Namun, kebahagiaan Anya tidak berlangsung lama. Suatu malam, saat mereka sedang menikmati makan malam romantis, Gilang menerima telepon. Wajahnya langsung berubah pucat.
"Aku harus pergi," katanya, suaranya bergetar. "Ada urusan mendesak."
Anya merasa ada sesuatu yang disembunyikan Gilang. Ia mencoba bertanya, tapi Gilang hanya menggeleng dan pergi begitu saja.
Beberapa hari berlalu tanpa kabar. Anya mencoba menghubunginya, tapi panggilannya tidak diangkat, pesannya tidak dibalas. Ia dilanda kecemasan dan kebingungan. Apa yang telah terjadi? Apakah ia melakukan sesuatu yang salah?
Akhirnya, Anya memutuskan untuk mencari tahu sendiri. Ia menggunakan keahlian programnya untuk melacak jejak digital Gilang. Ia menemukan bahwa Gilang telah mendaftarkan diri di Soulmate AI dengan nama samaran. Dan yang lebih mengejutkan lagi, ia menemukan bahwa Gilang telah bertemu dengan beberapa wanita lain melalui aplikasi tersebut.
Hati Anya hancur berkeping-keping. Ia merasa dikhianati, dibodohi. Semua kepercayaan dan harapan yang telah ia bangun runtuh seperti menara kartu.
Ia menemui Gilang di kedai kopi tempat mereka pertama kali bertemu. Gilang tampak terkejut melihatnya.
"Anya, aku bisa jelaskan," katanya, suaranya memohon.
"Jelaskan apa?" tanya Anya, suaranya bergetar karena amarah dan kesedihan. "Jelaskan bagaimana kau menipuku? Jelaskan bagaimana kau menggunakan algoritma untuk mencari cinta sambil mengklaim membencinya?"
Gilang menundukkan kepalanya. "Aku… aku tidak tahu harus berkata apa. Aku memang mendaftar di Soulmate AI, tapi aku tidak pernah berniat menyakitimu. Aku hanya… aku merasa kesepian dan aku mencari seseorang untuk berbagi hidupku."
"Dan kau pikir algoritma bisa memberimu itu?" tanya Anya, air mata mulai mengalir di pipinya. "Kau pikir cinta bisa diukur dan diprediksi oleh data?"

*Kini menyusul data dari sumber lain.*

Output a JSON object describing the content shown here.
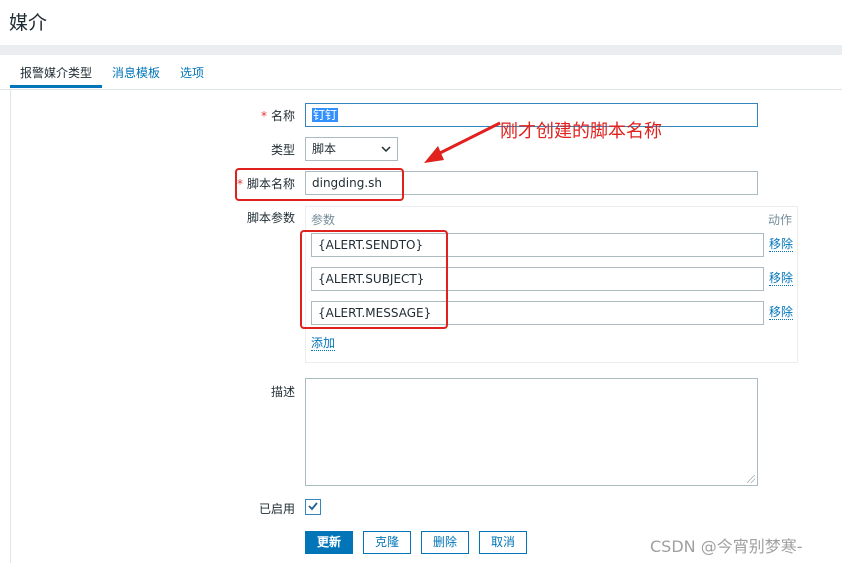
{
  "page": {
    "title": "媒介"
  },
  "tabs": [
    {
      "label": "报警媒介类型",
      "active": true
    },
    {
      "label": "消息模板",
      "active": false
    },
    {
      "label": "选项",
      "active": false
    }
  ],
  "form": {
    "name": {
      "label": "名称",
      "value": "钉钉",
      "required": true
    },
    "type": {
      "label": "类型",
      "value": "脚本"
    },
    "script_name": {
      "label": "脚本名称",
      "value": "dingding.sh",
      "required": true
    },
    "script_params": {
      "label": "脚本参数",
      "col_param": "参数",
      "col_action": "动作",
      "rows": [
        {
          "value": "{ALERT.SENDTO}",
          "action": "移除"
        },
        {
          "value": "{ALERT.SUBJECT}",
          "action": "移除"
        },
        {
          "value": "{ALERT.MESSAGE}",
          "action": "移除"
        }
      ],
      "add_label": "添加"
    },
    "description": {
      "label": "描述",
      "value": ""
    },
    "enabled": {
      "label": "已启用",
      "checked": true
    }
  },
  "buttons": {
    "update": "更新",
    "clone": "克隆",
    "delete": "删除",
    "cancel": "取消"
  },
  "annotation": {
    "text": "刚才创建的脚本名称",
    "color": "#e0211d"
  },
  "watermark": "CSDN @今宵别梦寒-",
  "colors": {
    "accent": "#0275b8",
    "required": "#e33734"
  }
}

Gilang mengangkat wajahnya dan menatap Anya dengan tatapan penuh penyesalan. "Aku salah," katanya. "Aku benar-benar salah. Aku kira aku bisa mengendalikan segalanya dengan algoritma, tapi aku tidak bisa. Aku menyukaimu, Anya. Aku benar-benar menyukaimu."

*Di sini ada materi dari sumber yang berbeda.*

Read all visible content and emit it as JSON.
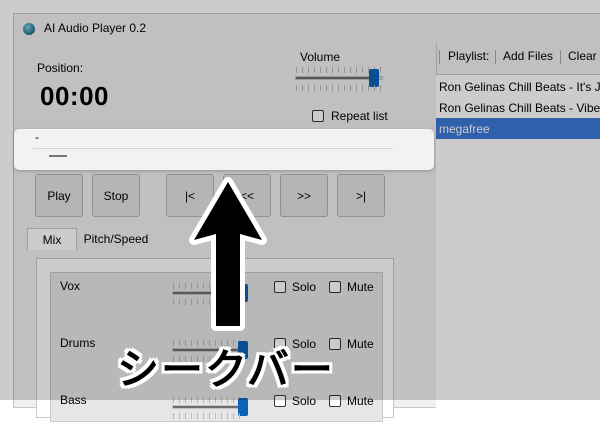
{
  "window": {
    "title": "AI Audio Player 0.2"
  },
  "position": {
    "label": "Position:",
    "time": "00:00"
  },
  "volume": {
    "label": "Volume",
    "level_fraction": 0.9
  },
  "repeat": {
    "label": "Repeat list",
    "checked": false
  },
  "seekbar": {
    "indicator": "-",
    "value_fraction": 0.0
  },
  "transport": {
    "play": "Play",
    "stop": "Stop",
    "first": "|<",
    "rewind": "<<",
    "forward": ">>",
    "last": ">|"
  },
  "tabs": [
    {
      "label": "Mix",
      "active": true
    },
    {
      "label": "Pitch/Speed",
      "active": false
    }
  ],
  "mixer": {
    "channels": [
      {
        "name": "Vox",
        "solo_label": "Solo",
        "mute_label": "Mute",
        "level_fraction": 1.0
      },
      {
        "name": "Drums",
        "solo_label": "Solo",
        "mute_label": "Mute",
        "level_fraction": 1.0
      },
      {
        "name": "Bass",
        "solo_label": "Solo",
        "mute_label": "Mute",
        "level_fraction": 1.0
      }
    ]
  },
  "playlist_toolbar": {
    "title": "Playlist:",
    "add_files": "Add Files",
    "clear": "Clear"
  },
  "playlist": {
    "items": [
      "Ron Gelinas Chill Beats - It's Just",
      "Ron Gelinas Chill Beats - Vibe",
      "megafree"
    ],
    "selected_index": 2
  },
  "annotation": {
    "caption": "シークバー"
  },
  "colors": {
    "accent": "#0a63b8",
    "selection": "#3a78d8"
  }
}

Anya tertawa getir. "Jangan bohong padaku lagi. Kau tidak menyukaiku, kau menyukai profilku, kau menyukai data yang disajikan oleh algoritma. Kau tidak pernah melihatku sebagai manusia."
Ia berbalik dan berjalan pergi, meninggalkan Gilang sendirian di kedai kopi. Ia merasa hancur, tapi juga merasa lega. Ia telah melepaskan diri dari ilusi cinta algoritmik.
Anya kembali ke pekerjaannya. Ia terus mengembangkan aplikasinya untuk anak-anak, berusaha menciptakan sesuatu yang bermanfaat dan bermakna. Ia masih merindukan Gilang, tapi ia tahu bahwa ia telah membuat keputusan yang tepat.
Beberapa bulan kemudian, Anya menerima email dari Gilang. Ia menulis panjang lebar tentang penyesalannya, tentang bagaimana ia akhirnya memahami bahwa cinta sejati tidak bisa ditemukan melalui algoritma. Ia juga menulis tentang proyek barunya, sebuah inisiatif untuk membantu orang-orang terhubung secara offline, melalui kegiatan komunitas dan interaksi langsung.
Anya membaca email itu dengan hati yang campur aduk. Ia tidak yakin apakah ia bisa memaafkan Gilang, tapi ia mengagumi keberaniannya untuk mengakui kesalahannya dan berusaha untuk berubah.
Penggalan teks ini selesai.